Der Deutsche Anwaltverein (DAV) hat anlässlich des diesjährigen Deutschen Anwaltstags in Leipzig (15.–17.5.2019) vor einer weiteren Aushöhlung der Beschuldigtenrechte gewarnt. Er wendet sich damit gegen die aktuellen Pläne der Bundesregierung zu Änderungen in der StPO.

Das derzeitige Verfahrensrecht, so der Verein, biete bereits ausreichende Möglichkeiten zur Ablehnung missbräuchlicher Befangenheits- und Beweisanträge. Erst im Sommer 2017 sei zudem eine Einschränkung des Beweisantragsrechts durch die Möglichkeit der Fristsetzung für Beweisanträge eingeführt worden.
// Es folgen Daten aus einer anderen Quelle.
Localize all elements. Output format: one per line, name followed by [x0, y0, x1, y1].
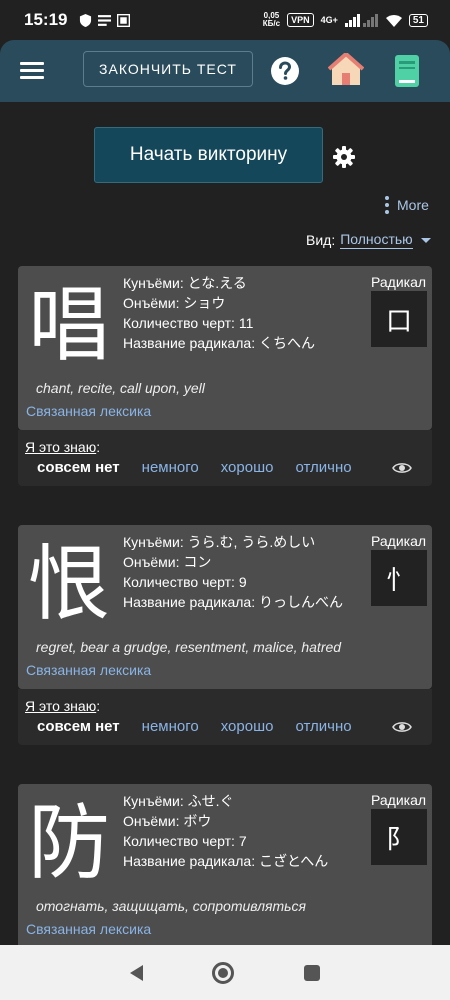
related-vocab-link[interactable]: Связанная лексика: [26, 921, 151, 937]
kun-reading: とな.える: [187, 275, 247, 291]
radical-box[interactable]: ⺖: [371, 550, 427, 606]
eye-icon[interactable]: [392, 461, 412, 475]
shield-icon: [80, 13, 92, 27]
kun-reading: うら.む, うら.めしい: [187, 534, 316, 550]
view-selector[interactable]: Вид: Полностью: [306, 231, 431, 249]
radical-name: りっしんべん: [258, 594, 343, 610]
rating-option-none[interactable]: совсем нет: [37, 459, 120, 476]
kanji-meaning: regret, bear a grudge, resentment, malic…: [36, 639, 342, 655]
back-icon[interactable]: [129, 964, 143, 981]
home-circle-icon[interactable]: [212, 961, 235, 984]
menu-icon[interactable]: [20, 62, 44, 80]
view-select-value[interactable]: Полностью: [340, 231, 413, 249]
book-icon[interactable]: [395, 55, 419, 87]
more-vert-icon: [385, 196, 389, 214]
eye-icon[interactable]: [392, 720, 412, 734]
rating-option-good[interactable]: хорошо: [221, 459, 274, 476]
on-reading: ショウ: [183, 295, 226, 311]
rating-option-little[interactable]: немного: [142, 718, 199, 735]
battery-indicator: 51: [408, 13, 428, 27]
finish-test-button[interactable]: ЗАКОНЧИТЬ ТЕСТ: [83, 51, 253, 87]
radical-label: Радикал: [371, 792, 427, 808]
status-bar: 15:19 0,05 КБ/с VPN 4G+ 51: [0, 0, 450, 40]
kanji-character: 防: [27, 796, 110, 891]
know-label: Я это знаю:: [25, 439, 101, 455]
kanji-character: 恨: [27, 537, 110, 632]
recent-apps-icon[interactable]: [304, 964, 321, 981]
radical-name: くちへん: [258, 335, 315, 351]
kanji-card: 防 Кунъёми: ふせ.ぐ Онъёми: ボウ Количество че…: [18, 784, 432, 954]
kanji-meaning: chant, recite, call upon, yell: [36, 380, 205, 396]
more-label: More: [397, 197, 429, 213]
radical-name: こざとへん: [258, 853, 329, 869]
knowledge-rating: Я это знаю: совсем нет немного хорошо от…: [18, 430, 432, 486]
system-nav-bar: [0, 945, 450, 1000]
kanji-card: 唱 Кунъёми: とな.える Онъёми: ショウ Количество …: [18, 266, 432, 430]
radical-box[interactable]: 阝: [371, 809, 427, 865]
status-time: 15:19: [24, 10, 68, 29]
kanji-character: 唱: [27, 278, 110, 373]
radical-box[interactable]: 口: [371, 291, 427, 347]
on-reading: ボウ: [183, 813, 212, 829]
notes-icon: [98, 14, 112, 26]
kun-reading: ふせ.ぐ: [187, 793, 234, 809]
more-menu[interactable]: More: [385, 196, 429, 214]
kanji-readings: Кунъёми: とな.える Онъёми: ショウ Количество че…: [123, 275, 315, 351]
kanji-card: 恨 Кунъёми: うら.む, うら.めしい Онъёми: コン Колич…: [18, 525, 432, 689]
knowledge-rating: Я это знаю: совсем нет немного хорошо от…: [18, 689, 432, 745]
stroke-count: 11: [238, 315, 254, 331]
dropdown-caret-icon: [420, 237, 431, 243]
kanji-meaning: отогнать, защищать, сопротивляться: [36, 898, 307, 914]
kanji-readings: Кунъёми: ふせ.ぐ Онъёми: ボウ Количество черт…: [123, 793, 329, 869]
gear-icon[interactable]: [333, 146, 355, 168]
help-icon[interactable]: [270, 56, 300, 86]
home-icon[interactable]: [328, 53, 364, 87]
know-label: Я это знаю:: [25, 698, 101, 714]
radical-label: Радикал: [371, 274, 427, 290]
start-quiz-button[interactable]: Начать викторину: [94, 127, 323, 183]
rating-option-excellent[interactable]: отлично: [295, 718, 351, 735]
stroke-count: 9: [238, 574, 247, 590]
rating-option-excellent[interactable]: отлично: [295, 459, 351, 476]
rating-option-none[interactable]: совсем нет: [37, 718, 120, 735]
related-vocab-link[interactable]: Связанная лексика: [26, 403, 151, 419]
related-vocab-link[interactable]: Связанная лексика: [26, 662, 151, 678]
network-type: 4G+: [320, 15, 338, 25]
screenshot-icon: [117, 13, 131, 27]
wifi-icon: [385, 14, 402, 27]
network-speed: 0,05 КБ/с: [262, 11, 281, 28]
signal-icon: [344, 14, 378, 27]
view-label: Вид:: [306, 232, 336, 248]
radical-label: Радикал: [371, 533, 427, 549]
rating-option-good[interactable]: хорошо: [221, 718, 274, 735]
app-header: ЗАКОНЧИТЬ ТЕСТ: [0, 40, 450, 102]
rating-option-little[interactable]: немного: [142, 459, 199, 476]
stroke-count: 7: [238, 833, 247, 849]
vpn-badge: VPN: [287, 13, 314, 27]
on-reading: コン: [183, 554, 212, 570]
kanji-readings: Кунъёми: うら.む, うら.めしい Онъёми: コン Количес…: [123, 534, 343, 610]
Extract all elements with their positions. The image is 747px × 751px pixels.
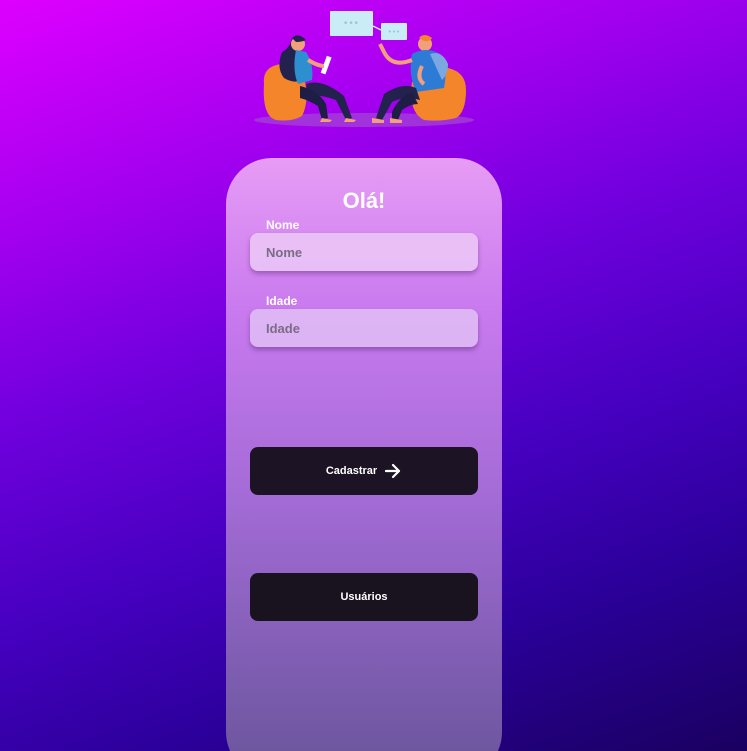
usuarios-button-label: Usuários	[340, 591, 388, 603]
form-card: Olá! Nome Idade Cadastrar Usuários	[226, 158, 502, 751]
nome-input[interactable]	[250, 233, 478, 271]
arrow-right-icon	[384, 463, 402, 479]
idade-label: Idade	[266, 294, 298, 308]
conversation-illustration-icon: ••• •••	[254, 11, 474, 127]
idade-input[interactable]	[250, 309, 478, 347]
cadastrar-button-label: Cadastrar	[325, 465, 378, 477]
conversation-illustration: ••• •••	[252, 8, 476, 132]
svg-text:•••: •••	[388, 28, 400, 36]
svg-text:•••: •••	[343, 19, 359, 29]
nome-label: Nome	[266, 218, 300, 232]
cadastrar-button[interactable]: Cadastrar	[250, 447, 478, 495]
usuarios-button[interactable]: Usuários	[250, 573, 478, 621]
card-title: Olá!	[342, 188, 386, 213]
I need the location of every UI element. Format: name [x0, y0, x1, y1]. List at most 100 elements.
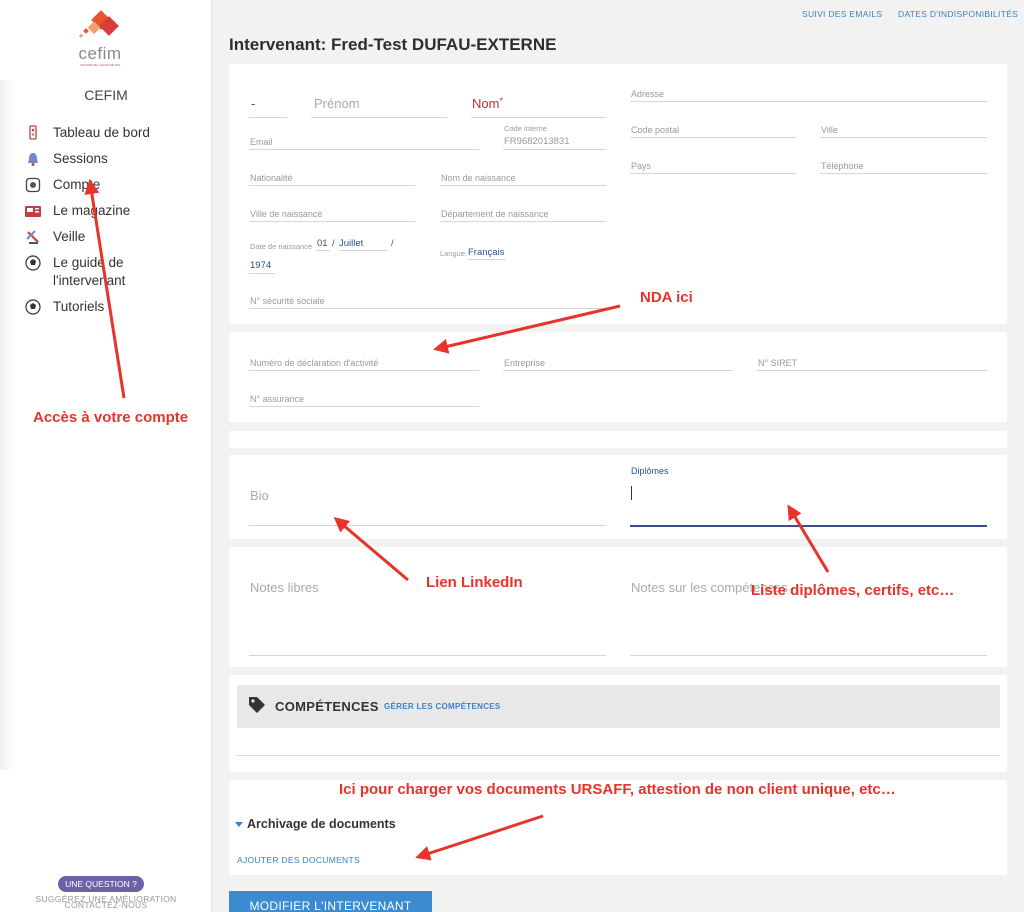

Die nun geplante Abkehr vom Erfordernis einer "wesentlichen" Verfahrensverzögerung berge das Risiko einer vorschnellen Ablehnung, da jeder Beweisantrag das Verfahren zumindest minimal verzögern könne. Bevor keine Evaluation der letzten Maßnahmen erfolgt sei, entbehrten weitere Einschränkungen ohnehin jeglicher Grundlage. "Beweisantragsrechte sind das verfassungsrechtlich verbürgte Recht des Angeklagten auf sachliche Teilhabe am Beweisstoff", mahnte Rechtsanwältin und Notarin Edith Kindermann, Präsidentin des DAV. Sie dienten nicht der Verfahrensbehinderung, sondern seien oft die einzige Möglichkeit des Angeklagten, auf die Beweiserhebung in der Hauptverhandlung Einfluss nehmen zu können. Da es im Strafverfahren keinen Anspruch auf ein Rechtsgespräch gebe, würden Beweisanträge oft gestellt, um das Meinungsbild des Gerichts zu eruieren – das sei Teil eines fairen Verfahrens.

Der Möglichkeit einer Bündelung der Nebenklage steht der DAV allerdings offen gegenüber. "Wir haben keine generellen Vorbehalte gegen Maßnahmen zur Prozessökonomie von Strafverfahren", so Kindermann, "nur gegen solche Vorhaben, durch die Beschuldigtenrechte verkürzt werden".

Als unverständlich rügen die Anwaltsvertreter die Vorbehalte der Politik gegen die Einführung einer audiovisuellen Dokumentation der Hauptverhandlung. Diese sei von übergeordneter Bedeutung, gerade auch aus prozessökonomischen Gesichtspunkten. Das Ergebnis wären nicht nur weniger Fehler bzw. eine bessere Beweisbarkeit von Rechtsfehlern, sondern gerade auch die Vermeidung zeitraubender Rekonstruktionen von Zeugenaussagen oder gar von Doppelprozessen bei Richterwechseln. Im EU-Vergleich liege der deutsche Strafprozess, in dem es grundsätzlich keine Wortprotokolle gebe, in Sachen Dokumentation auf den hintersten Plätzen.